In an in vitro cytogenicity (chromosome aberration) supporting study in mammalian cells (Annex V; Method B10), human lymphocytes were exposed to DL-N33 in DMSO at concentrations of 2.5, 12.5 and 25 µg/ml in the absence and presence of rat liver S9 metabolic activation system.There was no cytotoxicity, but the substance was tested up to precipitating concentrations There was no evidence of a statistically significant increase in chromosomal aberrations with or without metabolic activation.

 

Gene mutation (mammalian cell gene mutation assay):

There is one gene mutation (mammalian cell gene mutation assay; MLA) available.
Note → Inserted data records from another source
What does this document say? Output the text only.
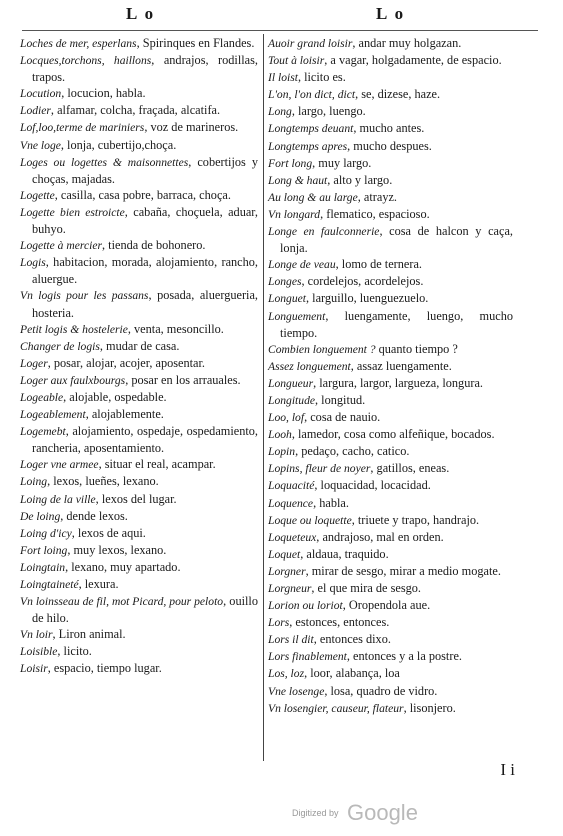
L o	L o
Loches de mer, esperlans, Spirinques en Flandes.
Locques,torchons, haillons, andrajos, rodillas, trapos.
Locution, locucion, habla.
Lodier, alfamar, colcha, fraçada, alcatifa.
Lof,loo,terme de mariniers, voz de marineros.
Vne loge, lonja, cubertijo,choça.
Loges ou logettes & maisonnettes, cobertijos y choças, majadas.
Logette, casilla, casa pobre, barraca, choça.
Logette bien estroicte, cabaña, choçuela, aduar, buhyo.
Logette à mercier, tienda de bohonero.
Logis, habitacion, morada, alojamiento, rancho, aluergue.
Vn logis pour les passans, posada, aluergueria, hosteria.
Petit logis & hostelerie, venta, mesoncillo.
Changer de logis, mudar de casa.
Loger, posar, alojar, acojer, aposentar.
Loger aux faulxbourgs, posar en los arrauales.
Logeable, alojable, ospedable.
Logeablement, alojablemente.
Logemebt, alojamiento, ospedaje, ospedamiento, rancheria, aposentamiento.
Loger vne armee, situar el real, acampar.
Loing, lexos, lueñes, lexano.
Loing de la ville, lexos del lugar.
De loing, dende lexos.
Loing d'icy, lexos de aqui.
Fort loing, muy lexos, lexano.
Loingtain, lexano, muy apartado.
Loingtaineté, lexura.
Vn loinsseau de fil, mot Picard, pour peloto, ouillo de hilo.
Vn loir, Liron animal.
Loisible, licito.
Loisir, espacio, tiempo lugar.
Auoir grand loisir, andar muy holgazan.
Tout à loisir, a vagar, holgadamente, de espacio.
Il loist, licito es.
L'on, l'on dict, dict, se, dizese, haze.
Long, largo, luengo.
Longtemps deuant, mucho antes.
Longtemps apres, mucho despues.
Fort long, muy largo.
Long & haut, alto y largo.
Au long & au large, atrayz.
Vn longard, flematico, espacioso.
Longe en faulconnerie, cosa de halcon y caça, lonja.
Longe de veau, lomo de ternera.
Longes, cordelejos, acordelejos.
Longuet, larguillo, luenguezuelo.
Longuement, luengamente, luengo, mucho tiempo.
Combien longuement ? quanto tiempo ?
Assez longuement, assaz luengamente.
Longueur, largura, largor, largueza, longura.
Longitude, longitud.
Loo, lof, cosa de nauio.
Looh, lamedor, cosa como alfeñique, bocados.
Lopin, pedaço, cacho, catico.
Lopins, fleur de noyer, gatillos, eneas.
Loquacité, loquacidad, locacidad.
Loquence, habla.
Loque ou loquette, triuete y trapo, handrajo.
Loqueteux, andrajoso, mal en orden.
Loquet, aldaua, traquido.
Lorgner, mirar de sesgo, mirar a medio mogate.
Lorgneur, el que mira de sesgo.
Lorion ou loriot, Oropendola aue.
Lors, estonces, entonces.
Lors il dit, entonces dixo.
Lors finablement, entonces y a la postre.
Los, loz, loor, alabança, loa
Vne losenge, losa, quadro de vidro.
Vn losengier, causeur, flateur, lisonjero.
I i
Digitized by Google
In an in vitro gene mutation study (MLA) in mammalian cells (OECD 476/GLP), mouse lymphoma L5178Y TK +/- cells were exposed to DL-N33 in DMSO at concentrations of 30-900µg/mL for 4 hrs with and without phenobarbital and beta-naphthoflavone-induced rat liver S9 metabolic activation. DL-N33 was tested up to the limits of cytotoxicity in the absence of metabolic acitvation and cytotoxicity was noted at 900µg/mL in the presence of metabolic acitvation. The positive controls induced the appropriate response. There was no evidence of induced mutant colonies over background.

All studies are acceptable for use in the human health risk assessment.

Justification for classification or non-classification

Based on the available information in the dossier, the substance DL-N33 (CAS No. 104815-18-1) does not need to be classified for germ cell mutagenicity when the criteria outlined in Annex I of 1272/2008/EC are applied.